When reading any text, students are learning to...

  • identify where and how a main idea or theme begins to develop.
  • use a text to answer questions, and select the best pieces of evidence to support those answers.
  • determine the meaning of unknown words in a text, including literary or technical meanings.
  • explain how the structure of a text helps shape its meaning.
  • explain how an author creates different points of view and how those points of view can affect the meaning of a text.
  • compare and consider different ways of presenting information.
  • identify the advantages and disadvantages of looking at a topic or an issue using more than one form or text.

When reading literature, students are learning to...

  • explain how characters and ideas develop.
  • explain how word choices, like rhymes, affect a story or poem.
  • compare and contrast similar themes and topics in different forms and genres of text.

When reading informational text, students are learning to...

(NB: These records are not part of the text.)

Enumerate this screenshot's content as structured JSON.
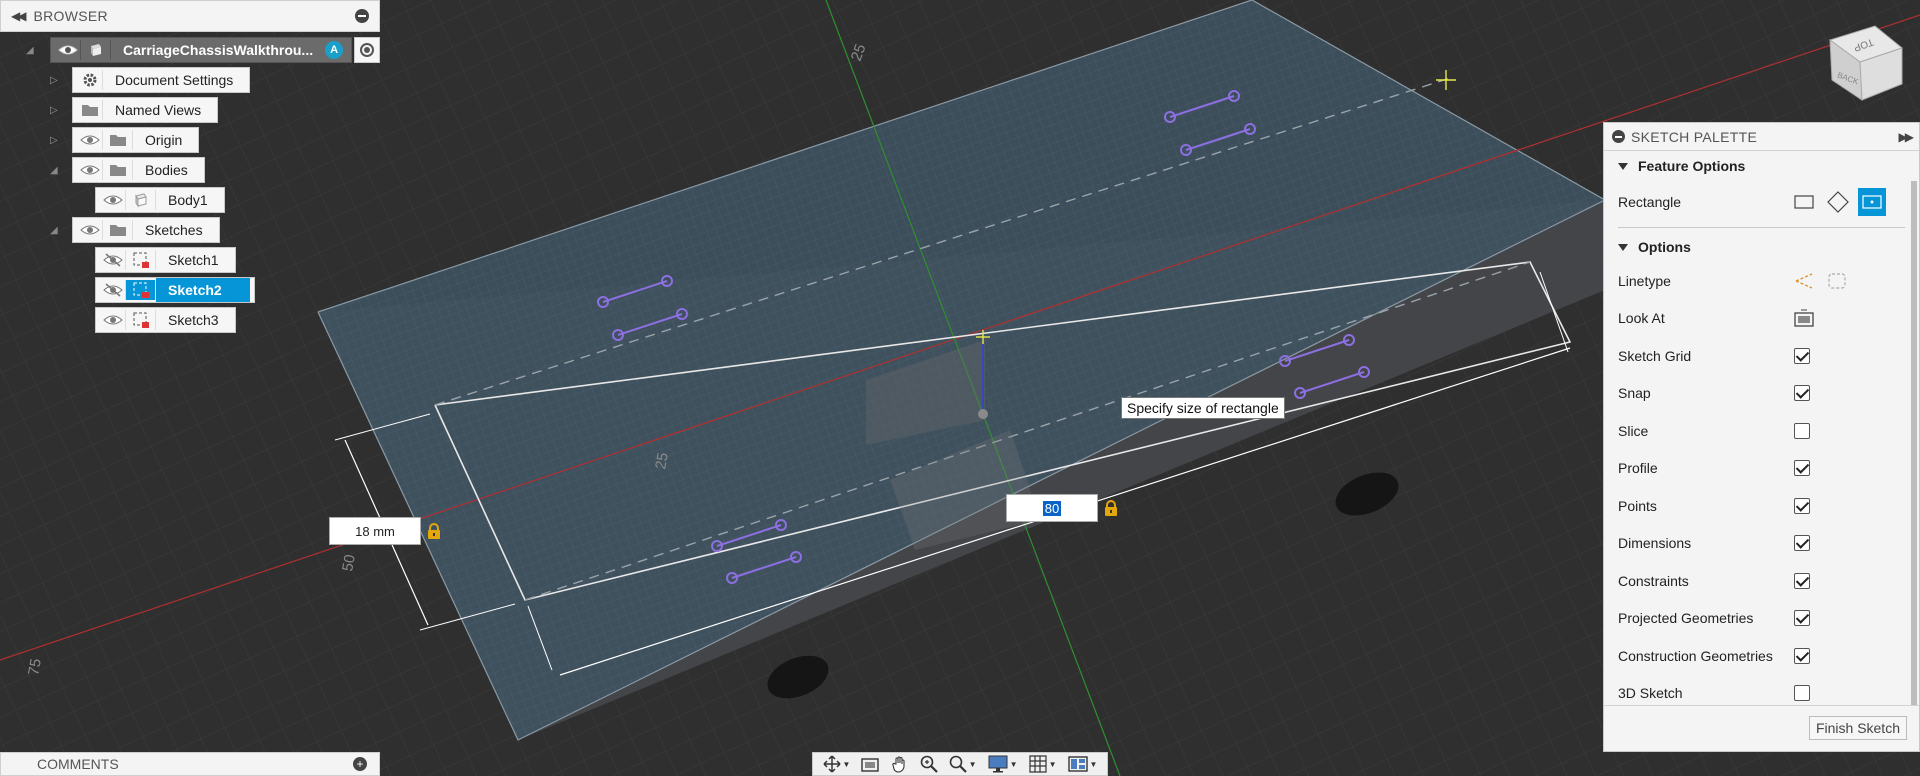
{
  "browser": {
    "title": "BROWSER",
    "root": {
      "label": "CarriageChassisWalkthrou...",
      "badge": "A"
    },
    "items": [
      {
        "label": "Document Settings"
      },
      {
        "label": "Named Views"
      },
      {
        "label": "Origin"
      },
      {
        "label": "Bodies"
      },
      {
        "label": "Body1"
      },
      {
        "label": "Sketches"
      },
      {
        "label": "Sketch1"
      },
      {
        "label": "Sketch2",
        "selected": true
      },
      {
        "label": "Sketch3"
      }
    ]
  },
  "comments": {
    "title": "COMMENTS"
  },
  "sketch_palette": {
    "title": "SKETCH PALETTE",
    "feature_options": {
      "title": "Feature Options",
      "rectangle_label": "Rectangle"
    },
    "options": {
      "title": "Options",
      "rows": [
        {
          "label": "Linetype"
        },
        {
          "label": "Look At"
        },
        {
          "label": "Sketch Grid",
          "checked": true
        },
        {
          "label": "Snap",
          "checked": true
        },
        {
          "label": "Slice",
          "checked": false
        },
        {
          "label": "Profile",
          "checked": true
        },
        {
          "label": "Points",
          "checked": true
        },
        {
          "label": "Dimensions",
          "checked": true
        },
        {
          "label": "Constraints",
          "checked": true
        },
        {
          "label": "Projected Geometries",
          "checked": true
        },
        {
          "label": "Construction Geometries",
          "checked": true
        },
        {
          "label": "3D Sketch",
          "checked": false
        }
      ]
    },
    "finish_label": "Finish Sketch"
  },
  "canvas": {
    "height_input": "18 mm",
    "width_input": "80",
    "tooltip": "Specify size of rectangle",
    "axis_labels": [
      "25",
      "25",
      "50",
      "75"
    ],
    "viewcube": {
      "top": "TOP",
      "back": "BACK"
    }
  },
  "colors": {
    "accent": "#0696d7",
    "sketch_line": "#8c6fe0",
    "lock": "#e4a70a",
    "x_axis": "#b03030",
    "y_axis": "#2f8f2f"
  }
}
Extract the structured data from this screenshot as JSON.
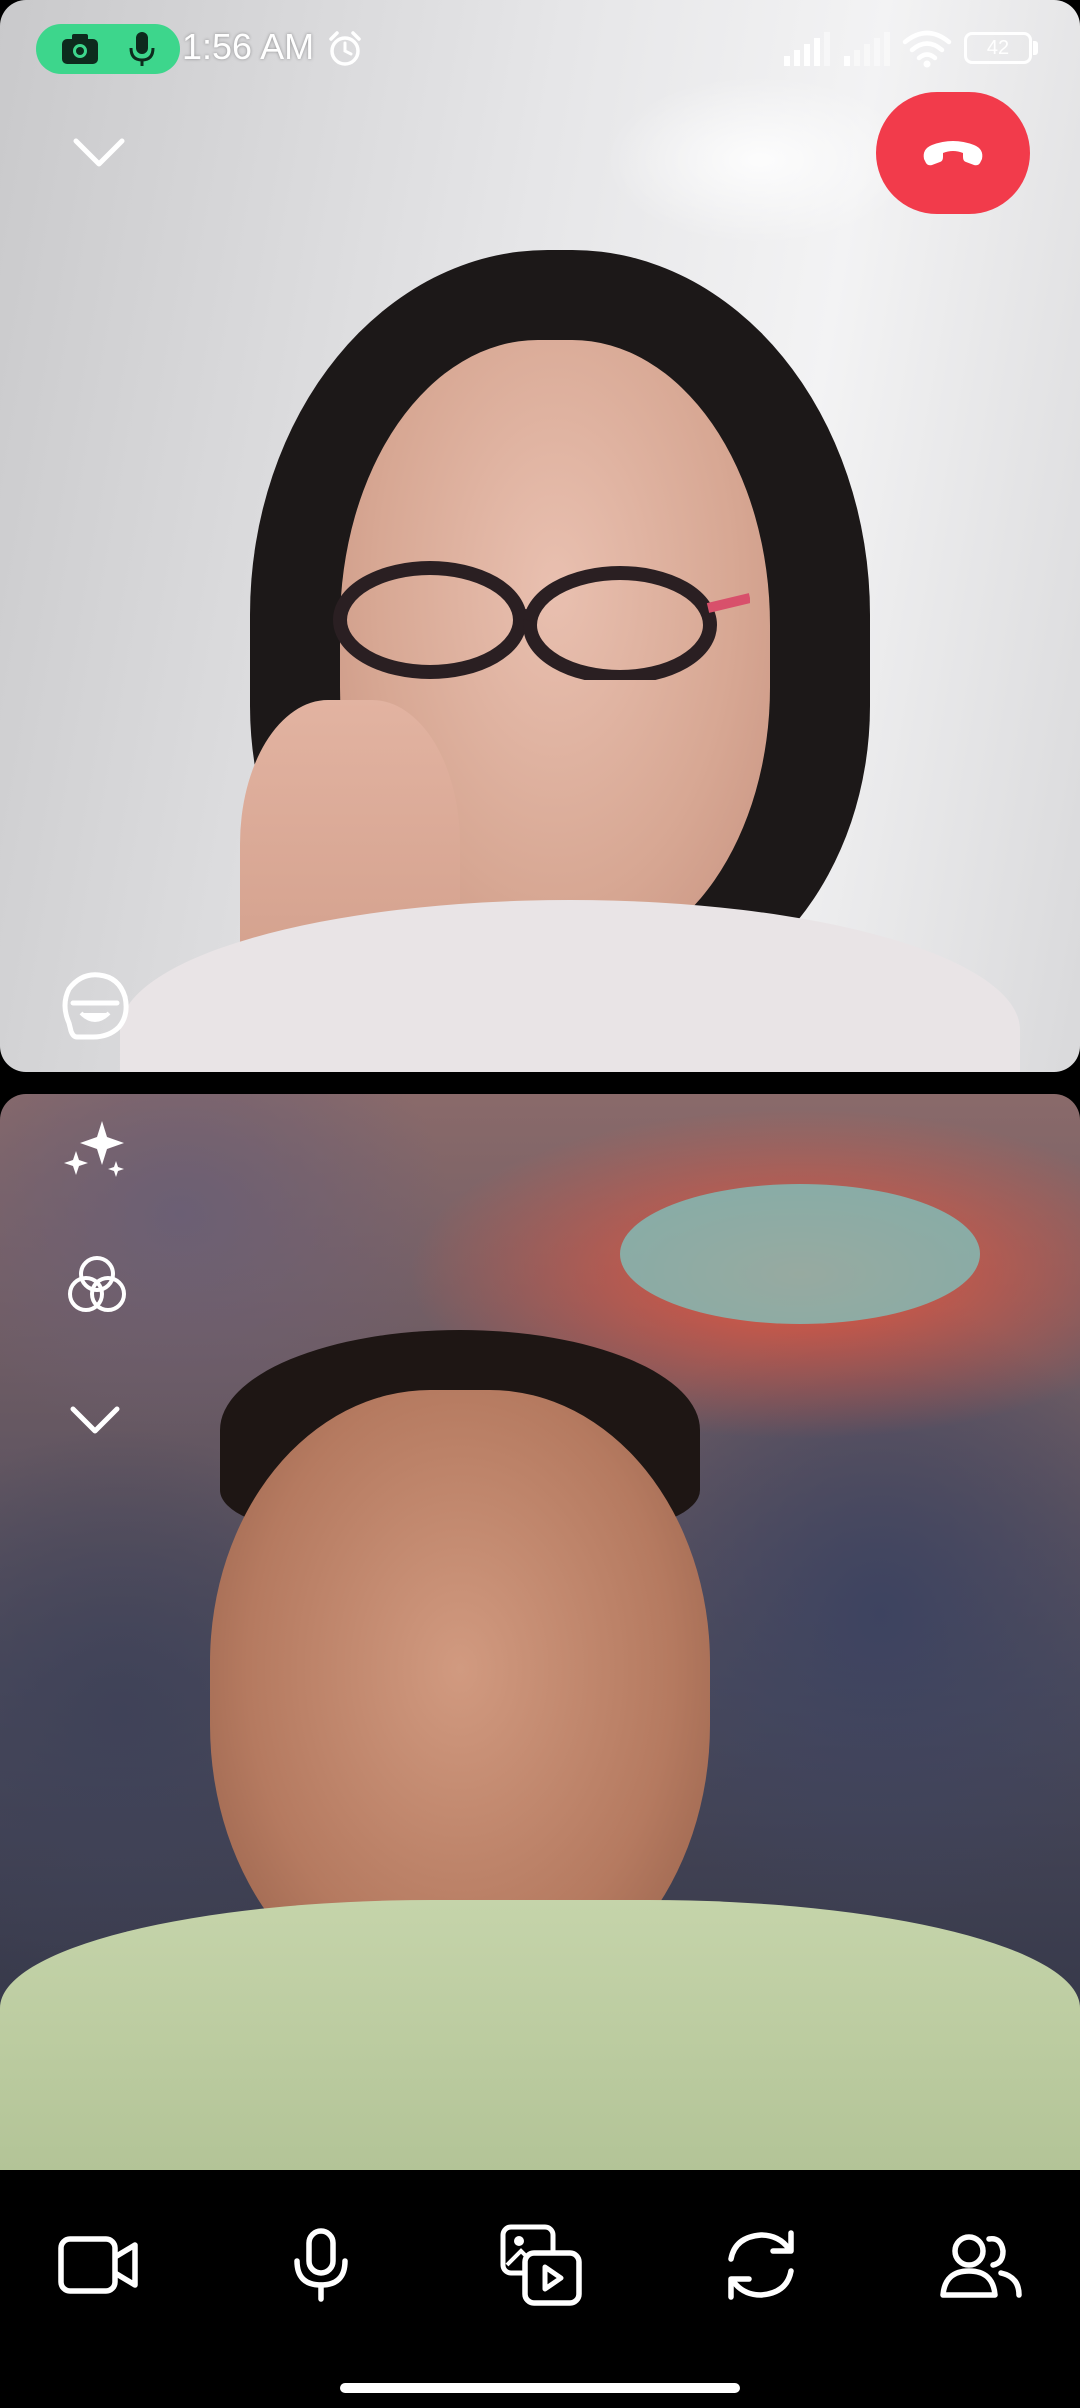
{
  "status_bar": {
    "time": "1:56 AM",
    "battery": "42",
    "recording_indicator_color": "#3dd68c"
  },
  "call": {
    "end_call_color": "#f23b4b"
  },
  "icons": {
    "minimize": "chevron-down-icon",
    "end_call": "phone-hangup-icon",
    "reactions": "sticker-face-icon",
    "effects": "sparkles-icon",
    "filters": "color-circles-icon",
    "collapse_tools": "chevron-down-icon",
    "camera": "video-camera-icon",
    "mic": "microphone-icon",
    "share": "media-share-icon",
    "flip": "camera-switch-icon",
    "participants": "add-people-icon"
  }
}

  • explain the connections between multiple ideas and tell how they develop.
  • explain how word choices affect the meaning of a text.
  • evaluate an author’s argument and explain whether these points are supported with sound evidence.

 

Writing Targets

When writing, students are learning to..

  • write a clear argument using both reasoning and evidence to support claims.
  • address opposing viewpoints.
  • establish and maintain a formal style.
  • write an informational piece using different organizing structures (e.g., classifying, comparing and contrasting) to present information.
  • use headings, pictures, and graphics to support writing.
  • write a narrative about real or imagined events using appropriate techniques, such as dialogue, pacing, or character development. 
  • revise and edit writing with support from peers or adults, thinking specifically about the purpose of the writing and the audience.
  • use technology to link to and cite sources in a piece of writing.
  • use technology, including the internet, to write, publish, and present work. 
  • conduct multiple short research projects to answer questions, including self-generated ones.
  • collect and organize multiple sources of information and provide correct citations.
  • produce writing which demonstrates increasing skill with complex reasoning and communication.

 

Speaking and Listening Targets

When speaking and listening, students are learning to…

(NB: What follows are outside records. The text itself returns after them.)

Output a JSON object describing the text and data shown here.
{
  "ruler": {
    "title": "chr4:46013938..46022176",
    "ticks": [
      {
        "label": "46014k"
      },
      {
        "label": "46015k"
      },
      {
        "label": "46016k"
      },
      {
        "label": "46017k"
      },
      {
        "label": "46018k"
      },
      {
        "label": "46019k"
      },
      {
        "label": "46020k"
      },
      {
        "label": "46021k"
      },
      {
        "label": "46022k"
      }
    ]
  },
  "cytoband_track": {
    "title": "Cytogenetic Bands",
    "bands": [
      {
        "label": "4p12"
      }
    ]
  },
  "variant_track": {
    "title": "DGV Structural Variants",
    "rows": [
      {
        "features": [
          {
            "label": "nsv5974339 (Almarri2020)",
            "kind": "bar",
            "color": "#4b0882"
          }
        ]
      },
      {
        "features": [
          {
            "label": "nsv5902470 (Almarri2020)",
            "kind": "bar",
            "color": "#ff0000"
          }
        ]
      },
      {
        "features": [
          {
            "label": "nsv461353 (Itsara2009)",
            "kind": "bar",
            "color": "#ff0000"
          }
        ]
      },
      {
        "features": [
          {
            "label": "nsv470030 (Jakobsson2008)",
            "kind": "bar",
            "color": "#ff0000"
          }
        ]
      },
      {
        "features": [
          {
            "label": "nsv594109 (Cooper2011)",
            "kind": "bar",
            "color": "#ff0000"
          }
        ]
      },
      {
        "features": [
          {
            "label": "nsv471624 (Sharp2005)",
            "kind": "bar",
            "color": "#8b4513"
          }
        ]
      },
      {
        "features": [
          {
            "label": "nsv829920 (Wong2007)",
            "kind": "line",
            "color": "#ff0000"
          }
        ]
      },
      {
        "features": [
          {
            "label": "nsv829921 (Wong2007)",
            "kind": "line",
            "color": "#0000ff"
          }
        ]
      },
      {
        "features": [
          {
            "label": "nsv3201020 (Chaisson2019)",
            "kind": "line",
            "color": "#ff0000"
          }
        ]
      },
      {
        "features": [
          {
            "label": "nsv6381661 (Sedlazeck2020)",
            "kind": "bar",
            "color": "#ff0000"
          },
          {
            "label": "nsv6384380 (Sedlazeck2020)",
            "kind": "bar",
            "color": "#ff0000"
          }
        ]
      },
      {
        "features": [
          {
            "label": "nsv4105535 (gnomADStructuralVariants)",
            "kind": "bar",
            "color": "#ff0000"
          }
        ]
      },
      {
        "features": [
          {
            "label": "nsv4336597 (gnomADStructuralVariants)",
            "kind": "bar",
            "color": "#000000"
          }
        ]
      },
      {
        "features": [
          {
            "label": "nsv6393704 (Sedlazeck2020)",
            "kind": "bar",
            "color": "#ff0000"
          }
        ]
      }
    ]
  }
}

  • participate in discussions in various groups.
  • come prepared to discuss the topic, ask and answer questions, recognize the viewpoints of others, and reconsider their own views.
  • interpret and analyze information presented in a variety of different ways.
  • evaluate the claims a speaker makes.
  • orally present claims and/or findings with evidence and reasoning.
  • use multimedia and visual displays to strengthen presentations.
  • maintain eye contact, use clear pronunciation, and speak at an appropriate volume.

 

Language Targets

In the area of language, students are learning to…

  • use active and passive voice correctly.
  • use a variety of sentence types to structure ideas differently.
  • use commas, parenthesis, ellipses, and dashes properly.
  • spell correctly.
  • vary sentence patterns.
  • speak and write using precise language.
  • maintain consistent tone.
  • use a variety of different strategies to learn new words.
  • interpret figures of speech.
  • tell the difference between words with very similar meanings.
  • learn and use grade level vocabulary.